Set up encryption in Office 365 Enterprise

Encryption can protect your content from being read by unauthorized users. Because encryption in Office 365 can be done using various technologies and methods, there isn't one single place where you turn on or set up encryption. This article provides information about various ways you can set up or configure encryption as part of your information protection strategy.


If you are looking for more technical details about encryption, see Technical reference details about encryption in Office 365.

With Office 365, several encryption capabilities are available by default. Additional encryption capabilities can be configured to meet certain compliance or legal requirements. The following table describes several encryption methods for different scenarios.

Scenario Encryption Methods
Files are saved on Windows computers
Encryption at the computer level can be done using BitLocker on Windows devices. As an enterprise administrator or IT Pro, you can set this up using the Microsoft Deployment Toolkit (MDT). See Set up MDT for BitLocker.
Files are saved on mobile devices
Some kinds of mobile devices encrypt files that are saved to those devices by default. With Capabilities of built-in Mobile Device Management for Office 365, you can set policies that determine whether to allow mobile devices to access data in Office 365. For example, you can set a policy that allows only devices that encrypt content to access Office 365 data. See Create and deploy device security policies.
For additional control over how mobile devices interact with Office 365, you can consider adding Microsoft Intune.
You need control over the encryption keys used to encrypt your data in Microsoft's data centers
As an Office 365 administrator, you can control your organization's encryption keys and then configure Office 365 to use them to encrypt your data at rest in Microsoft's data centers.
Service encryption with Customer Key in Office 365
People are communicating via email (Exchange Online)
As an Exchange Online administrator, you have several options for configuring email encryption.
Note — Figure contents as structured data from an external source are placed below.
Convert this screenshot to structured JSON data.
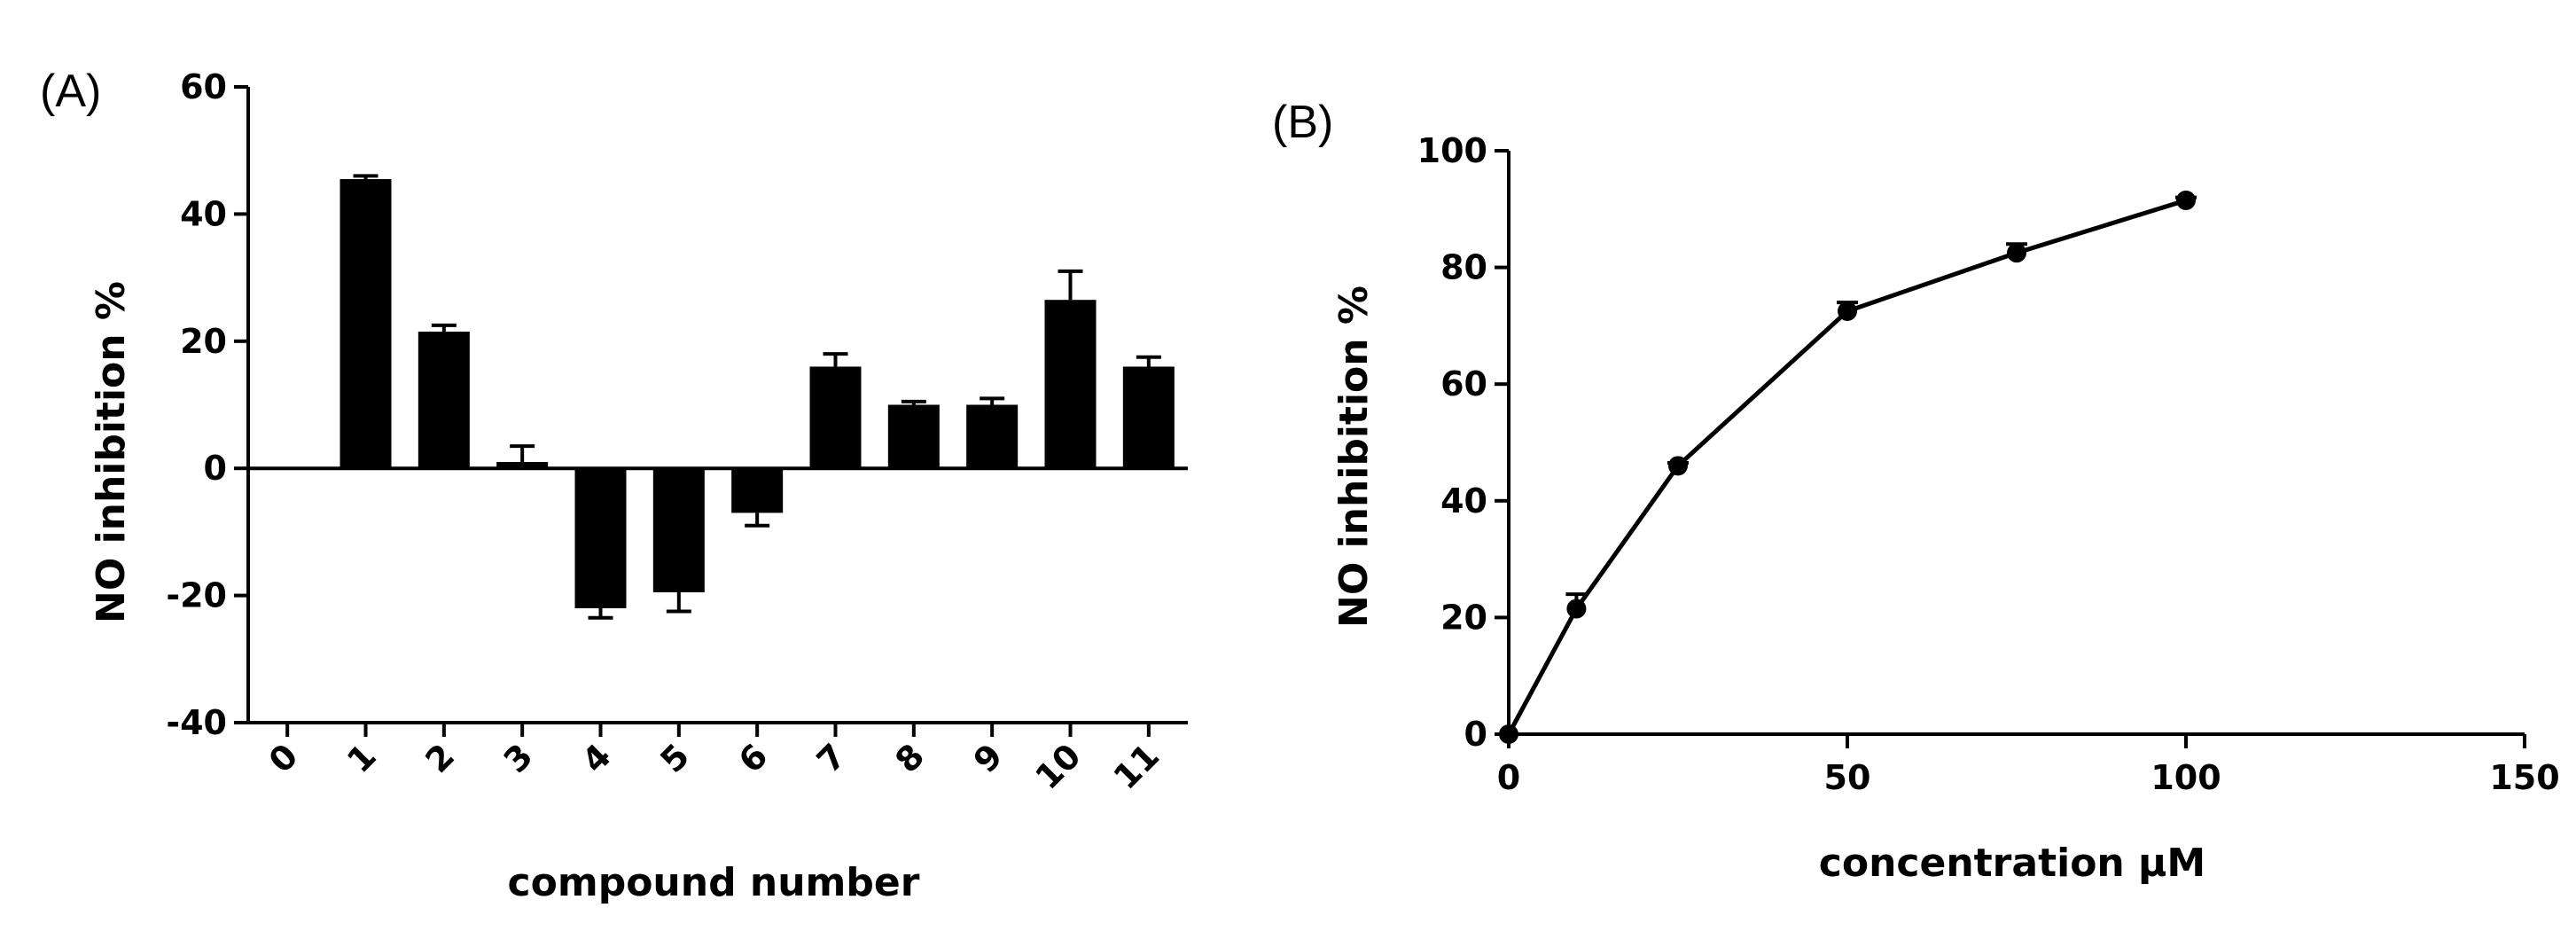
{
  "chart_data": [
    {
      "panel_label": "(A)",
      "type": "bar",
      "xlabel": "compound number",
      "ylabel": "NO inhibition %",
      "ylim": [
        -40,
        60
      ],
      "yticks": [
        "60",
        "40",
        "20",
        "0",
        "-20",
        "-40"
      ],
      "categories": [
        "0",
        "1",
        "2",
        "3",
        "4",
        "5",
        "6",
        "7",
        "8",
        "9",
        "10",
        "11"
      ],
      "values": [
        0,
        45.5,
        21.5,
        1,
        -22,
        -19.5,
        -7,
        16,
        10,
        10,
        26.5,
        16
      ],
      "errors": [
        0,
        0.5,
        1,
        2.5,
        1.5,
        3,
        2,
        2,
        0.5,
        1,
        4.5,
        1.5
      ]
    },
    {
      "panel_label": "(B)",
      "type": "line",
      "xlabel": "concentration μM",
      "ylabel": "NO inhibition %",
      "xlim": [
        0,
        150
      ],
      "ylim": [
        0,
        100
      ],
      "xticks": [
        "0",
        "50",
        "100",
        "150"
      ],
      "yticks": [
        "100",
        "80",
        "60",
        "40",
        "20",
        "0"
      ],
      "x": [
        0,
        10,
        25,
        50,
        75,
        100
      ],
      "y": [
        0,
        21.5,
        46,
        72.5,
        82.5,
        91.5
      ],
      "errors": [
        0,
        2.5,
        0.5,
        1.5,
        1.5,
        0.5
      ]
    }
  ]
}
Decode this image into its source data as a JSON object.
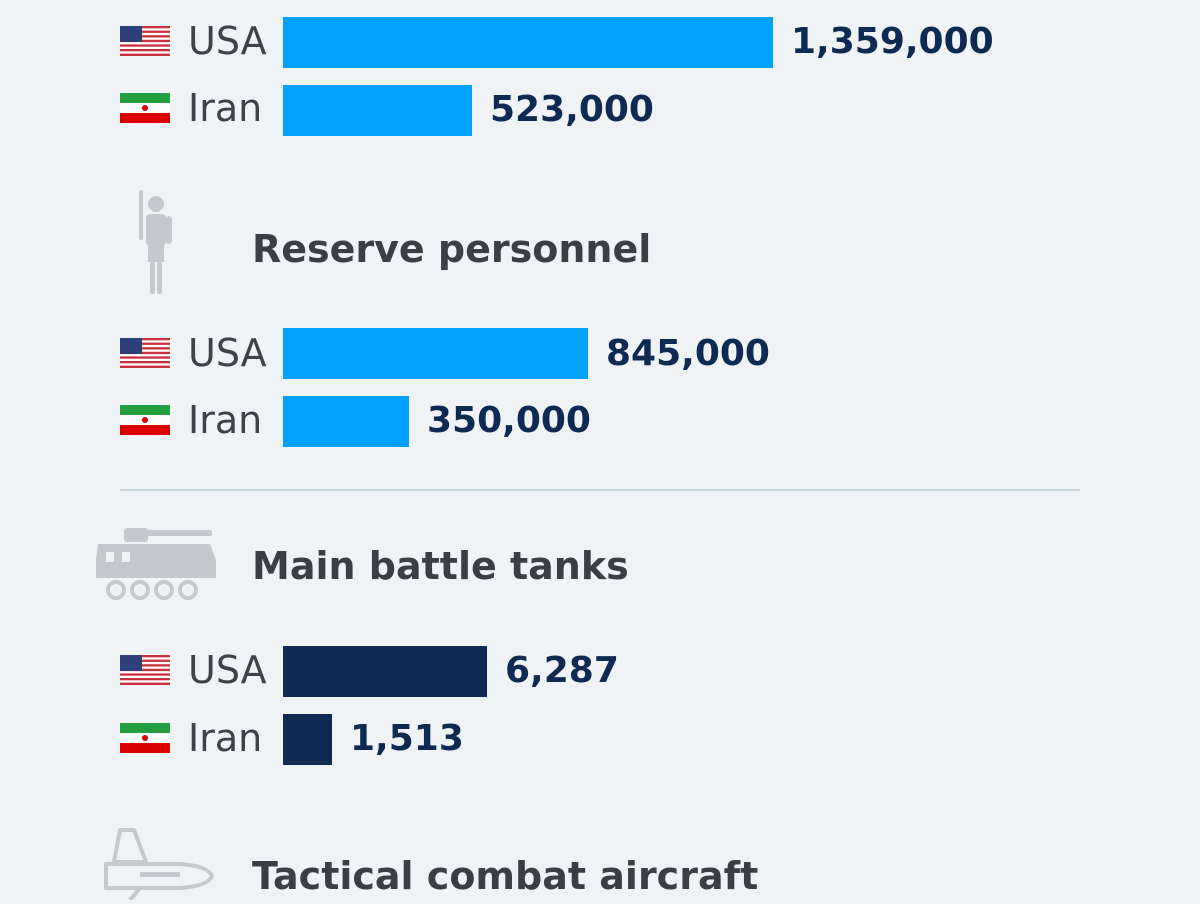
{
  "colors": {
    "personnel_bar": "#00a1ff",
    "tanks_bar": "#0e2a53",
    "value_text": "#0e2a53",
    "heading_text": "#3a3f45",
    "icon_gray": "#c4c9ce",
    "background": "#f0f3f6"
  },
  "chart_data": [
    {
      "type": "bar",
      "title": "",
      "categories": [
        "USA",
        "Iran"
      ],
      "values": [
        1359000,
        523000
      ],
      "value_labels": [
        "1,359,000",
        "523,000"
      ]
    },
    {
      "type": "bar",
      "title": "Reserve personnel",
      "icon": "soldier-icon",
      "categories": [
        "USA",
        "Iran"
      ],
      "values": [
        845000,
        350000
      ],
      "value_labels": [
        "845,000",
        "350,000"
      ]
    },
    {
      "type": "bar",
      "title": "Main battle tanks",
      "icon": "tank-icon",
      "categories": [
        "USA",
        "Iran"
      ],
      "values": [
        6287,
        1513
      ],
      "value_labels": [
        "6,287",
        "1,513"
      ]
    },
    {
      "type": "bar",
      "title": "Tactical combat aircraft",
      "icon": "fighter-jet-icon",
      "categories": [],
      "values": []
    }
  ]
}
These include:
Using Office 365 message encryption (OME) with Azure Rights Management (Azure RMS) to enable people to send encrypted messages inside or outside your organization
Using S/MIME for message signing and encryption to encrypt and digitally sign email messages
Using TLS to set up connectors for secure mail flow with another organization
See Email encryption in Office 365.
Files are accessed from team sites or document libraries (OneDrive for Business or SharePoint Online)
When people are working with files saved to OneDrive for Business or SharePoint Online, TLS connections are used. This is built into Office 365 automatically. See Data Encryption in OneDrive for Business and SharePoint Online.
Files are shared in online meetings and IM conversations (Skype for Business Online)
When people are working with files using Skype for Business Online, TLS is used for the connection. This is built into Office 365 automatically. See Security and Archiving (Skype for Business Online).
Files are shared in online meetings and IM conversations (Microsoft Teams)
When people are working with files using Microsoft Teams, TLS is used for the connection. This is built into Office 365 automatically. Microsoft Teams does not currently support inline rendering of encrypted email. To prevent encrypted email from landing in Microsoft Teams as encrypted, see Message Encryption FAQ.